From Saginaw Valley State to Emporia State to Southern Illinois to Northern Illinois and finally to Minnesota, Kill has specialized in reclamation projects. Throughout his career, he built practice facilities, raised money for new stadiums and gave downtrodden programs hope.
Kill never wanted to walk away from the game, either, but he said he felt that he had to in Minnesota, for the sake of his wife, his family and his players. "People didn't realize that three days before that I had been having seizures every night and my wife had to sit in a chair and watch me," he said. "Does she deserve that? Does the team deserve when I'm coming to practice after a seizure and I'm half there and half not there?"
But the work ethic that made him successful is also what has put his health at risk. Years before the seizures forced him off the sideline, Kill had part of a kidney removed in 2005 because of stage four kidney cancer. Six days later, he was back on the road recruiting.
The portrait of the bleary-eyed coach who sleeps in the office is lionized by many in the profession. There is always one more play to chart, one more video clip to analyze, one more set of tendencies to decipher.
Despite his health issues, Kill still lives by that standard; for 12 years before leaving Minnesota, he said, he estimated that he slept an average of 21/2 hours a night. The problem is the price that Kill's body pays for that regimen.
Millions of people with epilepsy, a neurological disorder characterized by recurrent seizures, live healthy, normal lives, but coaching major college football is not a healthy, normal profession. Stress and fatigue, both of them factors in causing seizures, are common. The right balance of medication and lifestyle can keep them at bay, but, as Kill has learned, they cannot prevent them.
"We all want to watch one more rep, spend 15 more minutes watching film on an opponent, but you have to trust the process," Ash said. "When it's time to shut it down, shut it down. Jerry is learning to do that."

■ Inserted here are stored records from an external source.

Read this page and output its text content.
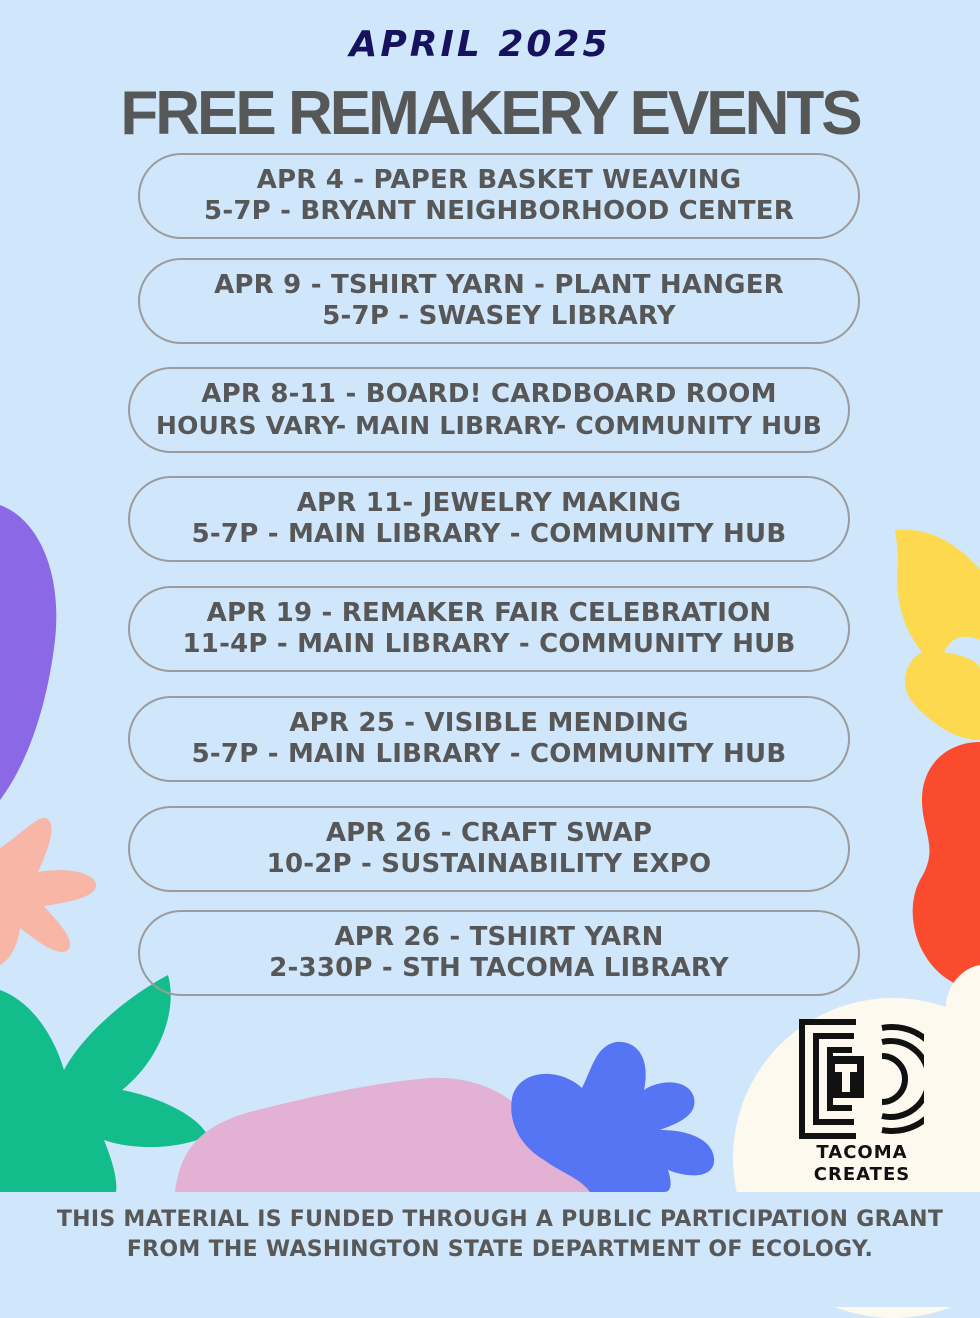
APRIL 2025
FREE REMAKERY EVENTS
APR 4 - PAPER BASKET WEAVING
5-7P - BRYANT NEIGHBORHOOD CENTER
APR 9 - TSHIRT YARN - PLANT HANGER
5-7P - SWASEY LIBRARY
APR 8-11 - BOARD! CARDBOARD ROOM
HOURS VARY- MAIN LIBRARY- COMMUNITY HUB
APR 11- JEWELRY MAKING
5-7P - MAIN LIBRARY - COMMUNITY HUB
APR 19 - REMAKER FAIR CELEBRATION
11-4P - MAIN LIBRARY - COMMUNITY HUB
APR 25 - VISIBLE MENDING
5-7P - MAIN LIBRARY - COMMUNITY HUB
APR 26 - CRAFT SWAP
10-2P - SUSTAINABILITY EXPO
APR 26 - TSHIRT YARN
2-330P - STH TACOMA LIBRARY
TACOMA
CREATES
THIS MATERIAL IS FUNDED THROUGH A PUBLIC PARTICIPATION GRANT
FROM THE WASHINGTON STATE DEPARTMENT OF ECOLOGY.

In fact, Ash demands it. He wants his coaches out of the office by 10 p.m. on Sunday, Monday and Tuesday; on Wednesday and Thursday he wants them out the door after practice.

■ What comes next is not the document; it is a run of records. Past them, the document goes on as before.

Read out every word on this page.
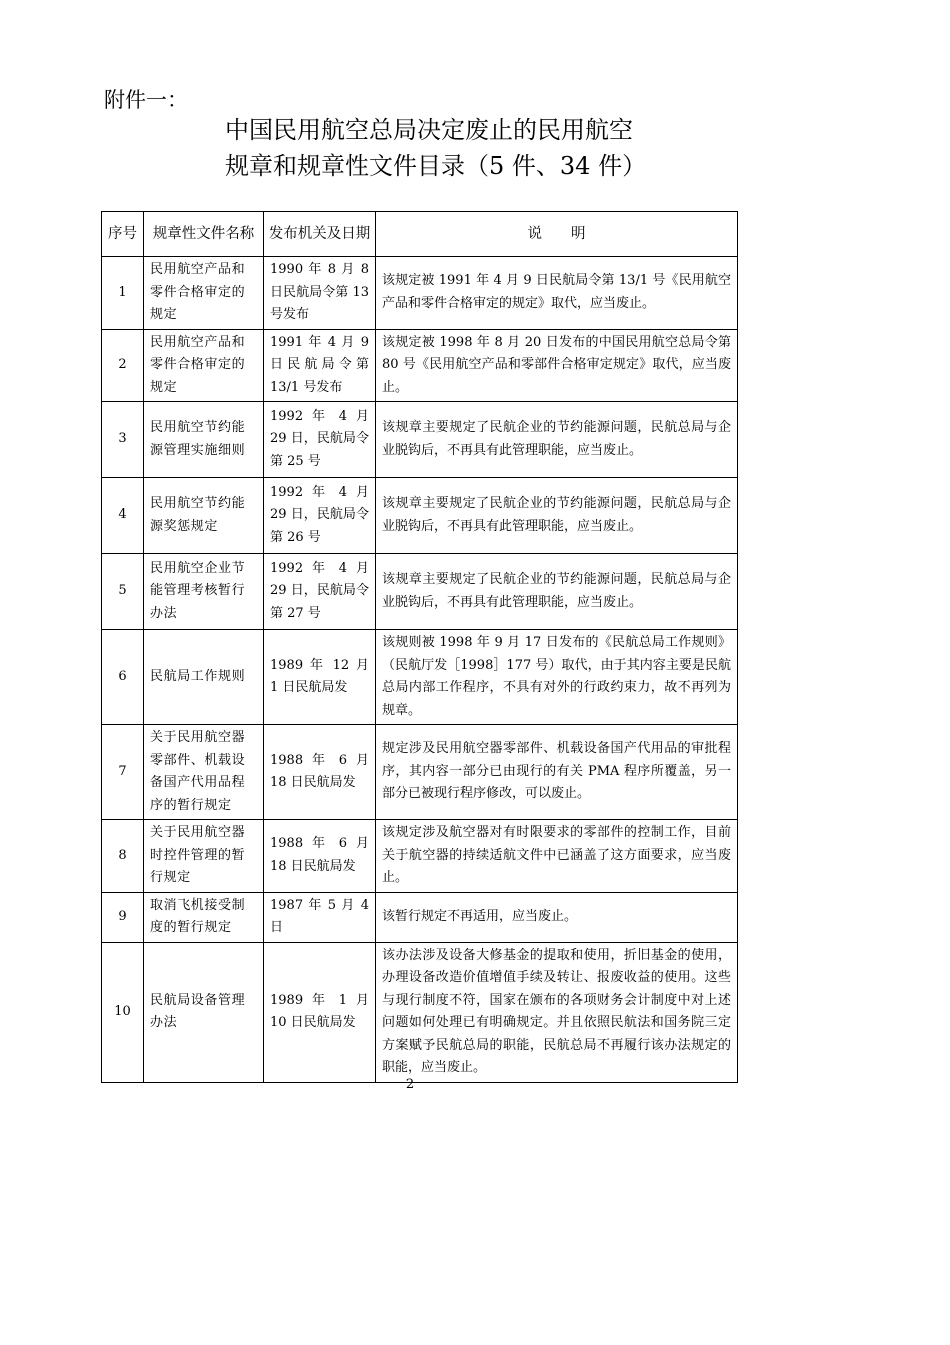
附件一：
中国民用航空总局决定废止的民用航空
规章和规章性文件目录（5 件、34 件）
序号	规章性文件名称	发布机关及日期	说　　明
1	民用航空产品和零件合格审定的规定	1990 年 8 月 8 日民航局令第 13 号发布	该规定被 1991 年 4 月 9 日民航局令第 13/1 号《民用航空产品和零件合格审定的规定》取代，应当废止。
2	民用航空产品和零件合格审定的规定	1991 年 4 月 9 日民航局令第 13/1 号发布	该规定被 1998 年 8 月 20 日发布的中国民用航空总局令第 80 号《民用航空产品和零部件合格审定规定》取代，应当废止。
3	民用航空节约能源管理实施细则	1992 年 4 月 29 日，民航局令第 25 号	该规章主要规定了民航企业的节约能源问题，民航总局与企业脱钩后，不再具有此管理职能，应当废止。
4	民用航空节约能源奖惩规定	1992 年 4 月 29 日，民航局令第 26 号	该规章主要规定了民航企业的节约能源问题，民航总局与企业脱钩后，不再具有此管理职能，应当废止。
5	民用航空企业节能管理考核暂行办法	1992 年 4 月 29 日，民航局令第 27 号	该规章主要规定了民航企业的节约能源问题，民航总局与企业脱钩后，不再具有此管理职能，应当废止。
6	民航局工作规则	1989 年 12 月 1 日民航局发	该规则被 1998 年 9 月 17 日发布的《民航总局工作规则》（民航厅发［1998］177 号）取代，由于其内容主要是民航总局内部工作程序，不具有对外的行政约束力，故不再列为规章。
7	关于民用航空器零部件、机载设备国产代用品程序的暂行规定	1988 年 6 月 18 日民航局发	规定涉及民用航空器零部件、机载设备国产代用品的审批程序，其内容一部分已由现行的有关 PMA 程序所覆盖，另一部分已被现行程序修改，可以废止。
8	关于民用航空器时控件管理的暂行规定	1988 年 6 月 18 日民航局发	该规定涉及航空器对有时限要求的零部件的控制工作，目前关于航空器的持续适航文件中已涵盖了这方面要求，应当废止。
9	取消飞机接受制度的暂行规定	1987 年 5 月 4 日	该暂行规定不再适用，应当废止。
10	民航局设备管理办法	1989 年 1 月 10 日民航局发	该办法涉及设备大修基金的提取和使用，折旧基金的使用，办理设备改造价值增值手续及转让、报废收益的使用。这些与现行制度不符，国家在颁布的各项财务会计制度中对上述问题如何处理已有明确规定。并且依照民航法和国务院三定方案赋予民航总局的职能，民航总局不再履行该办法规定的职能，应当废止。
2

Clearly, Kill did not get the memo.
The slide began during training camp. Too many nights leaving the office at 1:30 a.m. Too many nights unable to flip off the switch. "I don't want to lie it's been a struggle," he said. "When I have time to go to sleep, I need to get it."
When he left Minnesota, Kill had tried to step away. He wrote an autobiography, focused on the epilepsy fund he created, and worked in athletic administration at Kansas State. But he missed the game too much.
He ruled out returning as a head coach, given all the off-the-field demands of the position, but figured working as an assistant would let him concentrate on the parts of the profession he loved.
"My deal here and anywhere else is I want to see the kids rewarded for all their hard work," he said. "I enjoy the process, the preparation probably more than anything. Trying to figure out how to get your kids in the best situation possible."
That happened on Saturday when Rutgers rolled over Morgan State, 65-0, ending an 11-game losing streak.
"Just seeing him going through what he goes through, being able to bounce back really puts a different outlook on football," quarterback Kyle Bolin said. "He says it all the time: football is what keeps him alive. Just hearing that come from him is very, very powerful."
If football keeps him alive, though, it is also what puts his life at risk if he does not manage his condition. After his most recent seizure, calls of concern poured in from all over the country. Members of the Rutgers football staff also increased their efforts to look out for Kill, insisting that he step away for his daily walk around the stadium. Others became after-hours hall monitors.
"I have enough marching orders here for an army," Kill said with a laugh. The key, as any good coach knows, is following through on the plan.
Kill swears he will. "Hell," he said, "I got no choice."